Luke has a severe language delay.  His diagnosis is apraxia which is where the connection between the brain and the mouth has problems.  Luke understands everything we say to him but a lot of what comes out of his mouth is gibberish.  Because of Luke's language delays, he attends a developmental preschool at the elementary school two days a week for 2 ½ hours . Every other Friday, I attend speech therapy with him so that I can know what they're working on and support their work at home.  Leah tags along, always hoping that the speech teacher will be sick and she'll be able to participate in the 30 minutes of free play that happens at the end of the preschool day.  Luke's speech teacher has been employed by the district for a long time. Isaac, Elizabeth and Miriam have all worked with her. Not only that, but when we were both going to college at Western Washington University, I went to speech therapy with the student therapists and she was assigned to me! Small world. When Miriam was graduating from speech, she said, “I guess I'm done working with Dicksons”. I said, “Well, I had twins a few months ago and I bet with our track record that at least one of them will need speech.” “YOU had twins?! Yourself?! You gave birth to them, you didn't adopt?!” I think she was dumbfounded because we're both the same age and I bet she couldn't imagine having a baby at her stage of life. Well, my prediction came true!  But, I am certain Luke will be the last Dickson she works with for speech. (At least the last one genetically related to us).

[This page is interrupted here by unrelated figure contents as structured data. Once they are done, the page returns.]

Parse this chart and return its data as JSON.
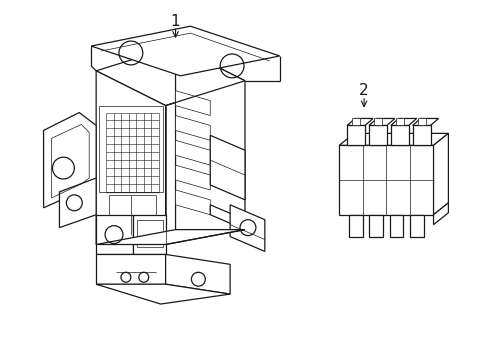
{
  "bg_color": "#ffffff",
  "line_color": "#1a1a1a",
  "line_width": 0.9,
  "thin_lw": 0.5,
  "label1": "1",
  "label2": "2",
  "figsize": [
    4.89,
    3.6
  ],
  "dpi": 100
}
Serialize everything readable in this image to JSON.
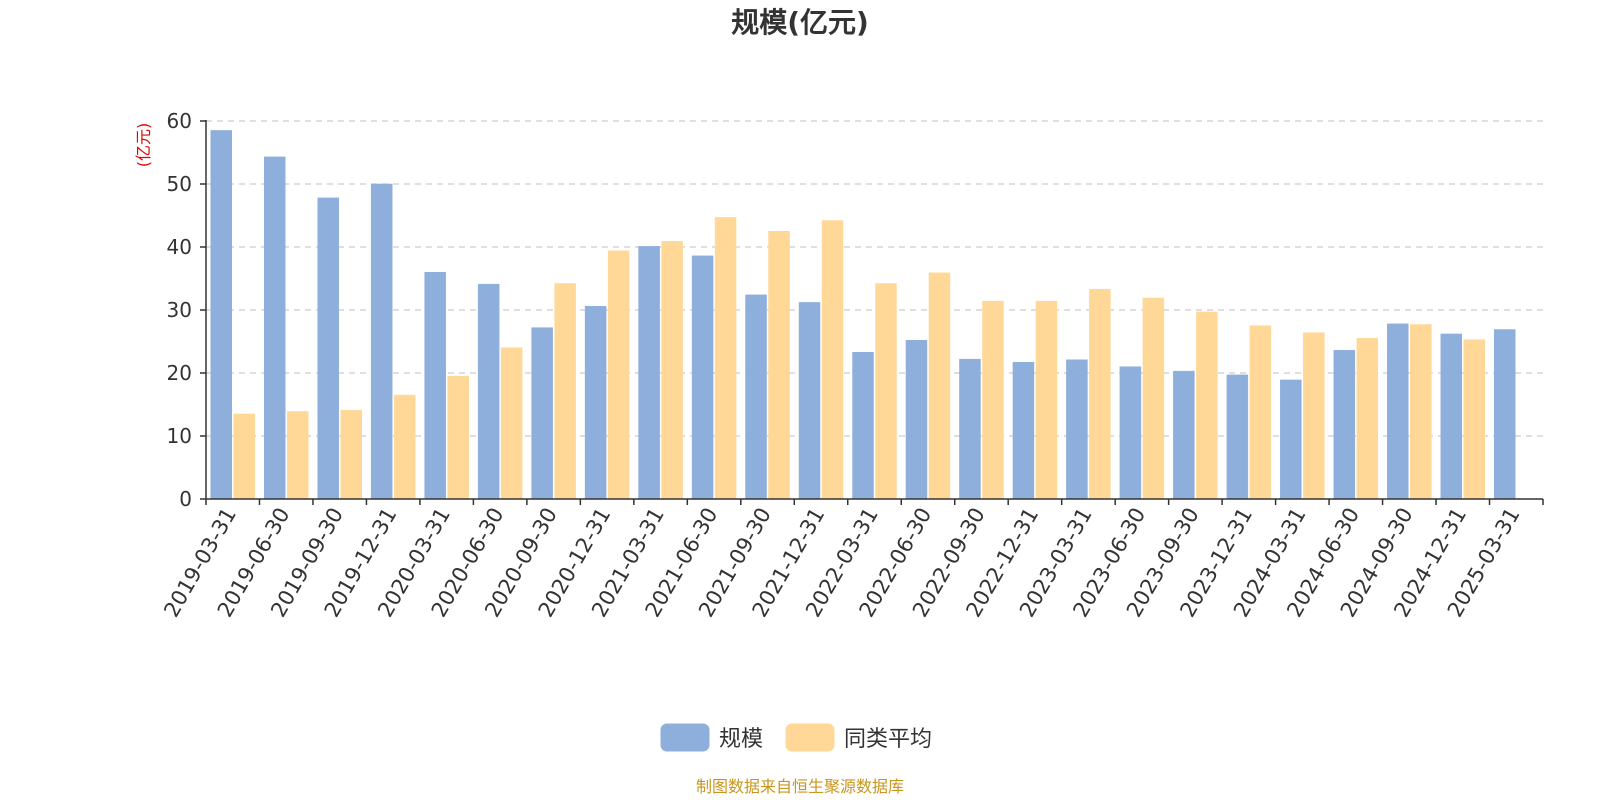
{
  "chart_data": {
    "type": "bar",
    "title": "规模(亿元)",
    "unit_label": "(亿元)",
    "source": "制图数据来自恒生聚源数据库",
    "categories": [
      "2019-03-31",
      "2019-06-30",
      "2019-09-30",
      "2019-12-31",
      "2020-03-31",
      "2020-06-30",
      "2020-09-30",
      "2020-12-31",
      "2021-03-31",
      "2021-06-30",
      "2021-09-30",
      "2021-12-31",
      "2022-03-31",
      "2022-06-30",
      "2022-09-30",
      "2022-12-31",
      "2023-03-31",
      "2023-06-30",
      "2023-09-30",
      "2023-12-31",
      "2024-03-31",
      "2024-06-30",
      "2024-09-30",
      "2024-12-31",
      "2025-03-31"
    ],
    "series": [
      {
        "name": "规模",
        "color": "#8eaedb",
        "values": [
          58.5,
          54.3,
          47.8,
          50.0,
          36.0,
          34.1,
          27.2,
          30.6,
          40.1,
          38.6,
          32.4,
          31.2,
          23.3,
          25.2,
          22.2,
          21.7,
          22.1,
          21.0,
          20.3,
          19.7,
          18.9,
          23.6,
          27.8,
          26.2,
          26.9
        ]
      },
      {
        "name": "同类平均",
        "color": "#ffd898",
        "values": [
          13.5,
          13.9,
          14.1,
          16.5,
          19.5,
          24.0,
          34.2,
          39.4,
          40.9,
          44.7,
          42.5,
          44.2,
          34.2,
          35.9,
          31.4,
          31.4,
          33.3,
          31.9,
          29.7,
          27.5,
          26.4,
          25.5,
          27.7,
          25.3,
          null
        ]
      }
    ],
    "ylim": [
      0,
      60
    ],
    "yticks": [
      0,
      10,
      20,
      30,
      40,
      50,
      60
    ],
    "grid": true,
    "legend": "bottom-center"
  }
}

One noteworthy thing happened this week.  We have been heating our homes with wood for 20 years.  This year is the first year where the firewood didn't make it through the winter.  The wood splitter broke in the fall and when I saw the amount of wood we had stored, I was pretty worried.  Dode assured me that we had just enough for the year.  As the months of burning wood went by, each time I'd go out and get firewood, I'd worry about how much was there.  Dode thought we were fine.  Well, we did have enough to make it through the year, if you're talking calendar year and not winter season.  We are officially out of firewood.  Thankfully, Lynn said we could have some of his dry wood and Dode is newly motivated to fix the wood splitter.